Advertising only works if you can measure its impact. For advertisers, that means going beyond impressions and clicks to understand how media spend drives real business outcomes.
Today, advertisers expect more from their partners when it comes to measurement solutions – moving beyond outdated models like last-click attribution—something 75% of marketers are already doing, according to eMarketer.
Instead, brands are looking for full-funnel insights—from brand awareness to consideration to actual sales – and the ability to work with partners that can provide those robust solutions in one place.
Through strategic partnerships with leading measurement providers, Comcast Advertising is helping advertisers spend smarter and prove performance. One of our most exciting developments is our partnership with Mastercard. This collaboration allows advertisers to connect TV ad exposures—across both traditional and streaming—to purchase behavior. For the first time, local businesses in categories like home improvement and furnishing, restaurants, and grocery chains can see how their TV campaigns are driving real consumer behavior.

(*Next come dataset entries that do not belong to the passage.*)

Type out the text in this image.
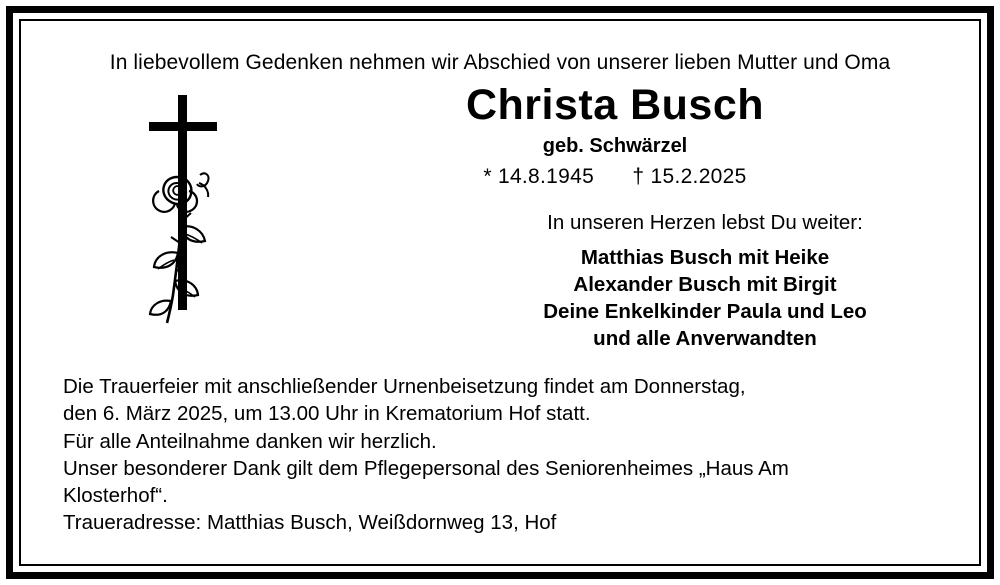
In liebevollem Gedenken nehmen wir Abschied von unserer lieben Mutter und Oma
Christa Busch
geb. Schwärzel
* 14.8.1945 † 15.2.2025
In unseren Herzen lebst Du weiter:
Matthias Busch mit Heike
Alexander Busch mit Birgit
Deine Enkelkinder Paula und Leo
und alle Anverwandten
Die Trauerfeier mit anschließender Urnenbeisetzung findet am Donnerstag,
den 6. März 2025, um 13.00 Uhr in Krematorium Hof statt.
Für alle Anteilnahme danken wir herzlich.
Unser besonderer Dank gilt dem Pflegepersonal des Seniorenheimes „Haus Am
Klosterhof“.
Traueradresse: Matthias Busch, Weißdornweg 13, Hof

In fact, a recent analysis of campaigns across five major home furnishing brands demonstrated that both traditional TV and streaming ads drive measurable business outcomes — including a 3x return on ad spend, +6% increase in transaction count, and +7% increase in consumer sales, while the ads were on air.
These results prove what we’ve long believed: TV advertising works, and now we can show exactly how. And now, advertisers can obtain deeper insight into not only that TV works, but which combination of tactics, from traditional to streaming to addressable TV, are most effective in driving conversions and outcomes.
With proof of performance and attribution, advertisers can invest with confidence, knowing their media dollars are driving measurable impact.